Este martes terminó la octava temporada de Masterchef, y lo hizo envuelta en acusaciones, misterio y conspiración. No ha habido otra temporada como esta en la historia del programa, una edición en la que el público ha criticado con dureza el carácter polémico y guionizado del talent culinario.

Masterchef se ha convertido por completo en un reality show, algo que ha decepcionado a unos y enganchado a otros. En cuanto a Ana, la ganadora, varios espectadores lanzan dudas sobre la integridad de la concursante. Por otro lado, Saray, la concursante más conocida de esta edición, podría enfrentar problemas legales por una filtración que hizo en Instagram y que finalmente se cumplió.

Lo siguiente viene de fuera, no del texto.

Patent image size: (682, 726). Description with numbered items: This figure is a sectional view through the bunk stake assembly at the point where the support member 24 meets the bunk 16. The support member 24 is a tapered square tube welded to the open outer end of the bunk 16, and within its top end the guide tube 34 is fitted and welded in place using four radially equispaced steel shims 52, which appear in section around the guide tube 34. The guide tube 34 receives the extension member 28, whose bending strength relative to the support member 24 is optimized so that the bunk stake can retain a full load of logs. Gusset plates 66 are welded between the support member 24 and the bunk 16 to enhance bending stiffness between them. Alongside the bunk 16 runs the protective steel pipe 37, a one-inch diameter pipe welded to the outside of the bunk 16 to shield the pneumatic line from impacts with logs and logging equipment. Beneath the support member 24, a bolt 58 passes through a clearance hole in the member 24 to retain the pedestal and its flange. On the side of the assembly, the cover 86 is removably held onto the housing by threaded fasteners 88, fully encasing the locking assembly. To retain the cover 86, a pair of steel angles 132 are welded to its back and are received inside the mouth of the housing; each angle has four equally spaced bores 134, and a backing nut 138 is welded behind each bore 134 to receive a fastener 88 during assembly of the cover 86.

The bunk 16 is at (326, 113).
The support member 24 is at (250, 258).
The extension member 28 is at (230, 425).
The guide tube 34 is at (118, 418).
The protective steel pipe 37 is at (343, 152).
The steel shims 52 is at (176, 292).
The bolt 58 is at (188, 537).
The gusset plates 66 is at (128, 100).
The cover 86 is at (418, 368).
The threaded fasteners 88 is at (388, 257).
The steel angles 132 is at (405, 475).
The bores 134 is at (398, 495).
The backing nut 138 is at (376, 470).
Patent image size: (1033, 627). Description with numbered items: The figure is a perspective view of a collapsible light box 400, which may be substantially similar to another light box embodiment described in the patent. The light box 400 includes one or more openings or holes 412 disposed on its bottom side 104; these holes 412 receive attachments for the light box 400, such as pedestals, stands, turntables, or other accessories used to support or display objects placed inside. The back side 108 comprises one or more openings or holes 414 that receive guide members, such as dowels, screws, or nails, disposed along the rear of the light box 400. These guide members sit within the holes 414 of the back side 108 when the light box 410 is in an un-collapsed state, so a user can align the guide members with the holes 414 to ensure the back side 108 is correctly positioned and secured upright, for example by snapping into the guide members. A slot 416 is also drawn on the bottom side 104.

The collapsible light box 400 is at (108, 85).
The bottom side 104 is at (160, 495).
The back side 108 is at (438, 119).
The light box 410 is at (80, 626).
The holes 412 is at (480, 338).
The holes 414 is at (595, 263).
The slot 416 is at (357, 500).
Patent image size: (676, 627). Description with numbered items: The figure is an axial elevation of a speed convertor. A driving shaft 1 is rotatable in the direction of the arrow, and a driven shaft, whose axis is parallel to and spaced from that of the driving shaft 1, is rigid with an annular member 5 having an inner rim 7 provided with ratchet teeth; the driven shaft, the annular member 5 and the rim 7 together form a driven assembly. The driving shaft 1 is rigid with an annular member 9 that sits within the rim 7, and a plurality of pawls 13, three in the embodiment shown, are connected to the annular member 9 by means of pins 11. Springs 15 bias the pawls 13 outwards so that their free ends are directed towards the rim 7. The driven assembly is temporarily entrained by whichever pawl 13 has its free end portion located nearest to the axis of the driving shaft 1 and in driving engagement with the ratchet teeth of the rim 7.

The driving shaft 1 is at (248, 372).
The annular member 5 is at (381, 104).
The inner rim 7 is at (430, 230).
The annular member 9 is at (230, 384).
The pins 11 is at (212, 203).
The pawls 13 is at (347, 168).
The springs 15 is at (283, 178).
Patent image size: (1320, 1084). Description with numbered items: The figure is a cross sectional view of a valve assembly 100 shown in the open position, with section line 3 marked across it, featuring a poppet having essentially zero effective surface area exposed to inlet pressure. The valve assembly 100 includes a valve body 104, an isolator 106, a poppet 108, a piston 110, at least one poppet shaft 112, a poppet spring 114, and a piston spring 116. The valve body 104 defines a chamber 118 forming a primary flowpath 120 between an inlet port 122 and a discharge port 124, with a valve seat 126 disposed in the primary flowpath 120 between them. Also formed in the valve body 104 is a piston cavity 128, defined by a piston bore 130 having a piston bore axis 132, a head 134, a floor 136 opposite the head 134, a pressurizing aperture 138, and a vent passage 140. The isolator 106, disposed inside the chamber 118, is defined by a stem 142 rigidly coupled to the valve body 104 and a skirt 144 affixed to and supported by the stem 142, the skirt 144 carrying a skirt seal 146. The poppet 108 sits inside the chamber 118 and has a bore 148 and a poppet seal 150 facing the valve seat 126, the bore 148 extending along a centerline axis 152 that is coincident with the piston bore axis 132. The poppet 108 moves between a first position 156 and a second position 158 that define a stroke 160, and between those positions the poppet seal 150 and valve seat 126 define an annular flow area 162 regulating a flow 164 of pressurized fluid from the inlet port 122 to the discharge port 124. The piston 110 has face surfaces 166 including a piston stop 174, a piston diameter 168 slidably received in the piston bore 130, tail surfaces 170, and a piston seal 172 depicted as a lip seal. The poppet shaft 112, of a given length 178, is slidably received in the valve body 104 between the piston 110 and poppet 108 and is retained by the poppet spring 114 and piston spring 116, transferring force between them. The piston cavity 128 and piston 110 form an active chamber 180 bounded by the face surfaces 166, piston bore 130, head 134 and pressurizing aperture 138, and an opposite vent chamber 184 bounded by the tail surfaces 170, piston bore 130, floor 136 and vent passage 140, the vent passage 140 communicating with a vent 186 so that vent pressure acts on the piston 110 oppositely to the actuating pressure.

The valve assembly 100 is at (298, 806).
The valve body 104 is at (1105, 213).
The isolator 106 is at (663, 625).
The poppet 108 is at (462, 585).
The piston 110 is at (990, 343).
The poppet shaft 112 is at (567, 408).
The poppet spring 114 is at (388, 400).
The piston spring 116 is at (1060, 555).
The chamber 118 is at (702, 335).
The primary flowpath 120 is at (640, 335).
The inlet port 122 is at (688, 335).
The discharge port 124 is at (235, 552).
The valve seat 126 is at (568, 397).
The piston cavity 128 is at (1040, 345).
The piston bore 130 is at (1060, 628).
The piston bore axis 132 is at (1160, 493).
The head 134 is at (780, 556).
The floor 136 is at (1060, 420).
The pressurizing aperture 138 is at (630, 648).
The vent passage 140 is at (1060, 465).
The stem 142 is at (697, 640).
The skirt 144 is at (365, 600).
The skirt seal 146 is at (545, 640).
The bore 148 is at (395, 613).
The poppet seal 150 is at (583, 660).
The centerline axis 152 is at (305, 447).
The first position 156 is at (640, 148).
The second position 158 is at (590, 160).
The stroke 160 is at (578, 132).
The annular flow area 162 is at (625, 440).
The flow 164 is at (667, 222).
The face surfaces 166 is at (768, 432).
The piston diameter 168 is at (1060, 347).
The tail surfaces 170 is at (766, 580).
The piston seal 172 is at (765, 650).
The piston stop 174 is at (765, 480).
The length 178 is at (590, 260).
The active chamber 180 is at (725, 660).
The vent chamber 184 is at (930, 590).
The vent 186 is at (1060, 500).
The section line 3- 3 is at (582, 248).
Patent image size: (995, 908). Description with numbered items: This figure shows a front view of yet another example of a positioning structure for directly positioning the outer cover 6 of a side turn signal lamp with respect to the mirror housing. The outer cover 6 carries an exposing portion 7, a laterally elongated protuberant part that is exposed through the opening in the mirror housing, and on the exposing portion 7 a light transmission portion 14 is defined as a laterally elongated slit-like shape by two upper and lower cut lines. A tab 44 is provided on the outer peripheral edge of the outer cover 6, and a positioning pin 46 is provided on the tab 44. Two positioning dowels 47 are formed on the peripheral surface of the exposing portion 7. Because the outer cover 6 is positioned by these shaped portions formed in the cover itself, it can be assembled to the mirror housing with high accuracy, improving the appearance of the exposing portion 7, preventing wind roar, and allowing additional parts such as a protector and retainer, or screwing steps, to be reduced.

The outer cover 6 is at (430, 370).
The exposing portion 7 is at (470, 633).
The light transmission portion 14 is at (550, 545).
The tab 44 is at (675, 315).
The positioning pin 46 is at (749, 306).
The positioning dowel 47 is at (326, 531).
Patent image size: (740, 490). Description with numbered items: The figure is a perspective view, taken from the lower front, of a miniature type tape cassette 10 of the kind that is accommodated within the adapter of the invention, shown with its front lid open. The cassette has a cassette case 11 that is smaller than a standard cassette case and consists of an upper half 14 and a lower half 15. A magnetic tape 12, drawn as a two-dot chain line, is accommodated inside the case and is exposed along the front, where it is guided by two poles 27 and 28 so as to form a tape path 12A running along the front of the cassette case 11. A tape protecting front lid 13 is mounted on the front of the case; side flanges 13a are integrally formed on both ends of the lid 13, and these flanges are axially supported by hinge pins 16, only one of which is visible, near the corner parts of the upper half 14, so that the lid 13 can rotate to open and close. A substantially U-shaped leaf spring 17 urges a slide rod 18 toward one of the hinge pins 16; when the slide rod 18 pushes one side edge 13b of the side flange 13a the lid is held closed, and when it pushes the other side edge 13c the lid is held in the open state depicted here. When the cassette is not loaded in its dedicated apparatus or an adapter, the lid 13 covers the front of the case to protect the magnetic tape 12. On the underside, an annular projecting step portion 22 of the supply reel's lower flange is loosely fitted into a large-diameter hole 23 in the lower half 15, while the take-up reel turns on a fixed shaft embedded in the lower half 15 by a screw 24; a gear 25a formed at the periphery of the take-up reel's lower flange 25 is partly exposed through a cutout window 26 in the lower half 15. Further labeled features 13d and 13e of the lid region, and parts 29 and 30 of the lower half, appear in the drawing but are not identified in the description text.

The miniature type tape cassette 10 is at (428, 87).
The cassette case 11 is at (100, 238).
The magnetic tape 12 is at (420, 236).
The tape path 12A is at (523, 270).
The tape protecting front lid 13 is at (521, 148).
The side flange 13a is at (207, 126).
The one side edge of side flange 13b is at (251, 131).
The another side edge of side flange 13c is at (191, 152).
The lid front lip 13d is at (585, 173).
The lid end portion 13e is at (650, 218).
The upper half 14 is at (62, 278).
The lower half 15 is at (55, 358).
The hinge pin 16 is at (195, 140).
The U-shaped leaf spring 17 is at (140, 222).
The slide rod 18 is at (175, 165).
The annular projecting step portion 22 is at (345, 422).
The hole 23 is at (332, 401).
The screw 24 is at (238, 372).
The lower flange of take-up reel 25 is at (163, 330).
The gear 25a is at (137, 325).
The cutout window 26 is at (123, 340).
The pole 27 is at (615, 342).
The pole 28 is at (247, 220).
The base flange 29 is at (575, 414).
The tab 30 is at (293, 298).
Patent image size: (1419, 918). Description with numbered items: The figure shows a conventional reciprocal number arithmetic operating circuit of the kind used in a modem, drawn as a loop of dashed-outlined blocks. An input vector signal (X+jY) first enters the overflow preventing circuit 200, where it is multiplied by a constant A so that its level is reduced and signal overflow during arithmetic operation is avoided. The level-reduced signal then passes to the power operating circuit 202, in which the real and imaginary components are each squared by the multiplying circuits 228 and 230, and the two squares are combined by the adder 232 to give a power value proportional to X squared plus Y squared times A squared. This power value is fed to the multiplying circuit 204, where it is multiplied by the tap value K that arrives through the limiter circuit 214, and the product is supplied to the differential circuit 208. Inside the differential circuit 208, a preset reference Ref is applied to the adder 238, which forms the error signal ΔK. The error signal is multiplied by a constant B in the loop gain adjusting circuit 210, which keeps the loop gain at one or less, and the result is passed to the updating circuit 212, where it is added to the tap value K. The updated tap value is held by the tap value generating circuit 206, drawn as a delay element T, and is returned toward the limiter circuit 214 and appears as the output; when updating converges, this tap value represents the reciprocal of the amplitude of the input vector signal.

SARAY PODRÍA TENER QUE PAGAR 100.000 EUROS DE MULTA

Mientras Ana se embolsa 100.000 euros de premio, Saray podría tener que pagarlos. La concursante que originó decenas de titulares al presentar emplatada un ave cruda en la mesa del jurado, ha cometido una infracción que podría costarle muy cara. Pese a que lo borró rápidamente, una story que Saray subió a Instagram en la que anunciaba antes de tiempo cómo quedaba la final del programa ha sido difundida por las redes. Revelar este tipo de información viola una cláusula de confidencialidad penada, bajo las reglas de Shine Iberia, con 100.000 euros.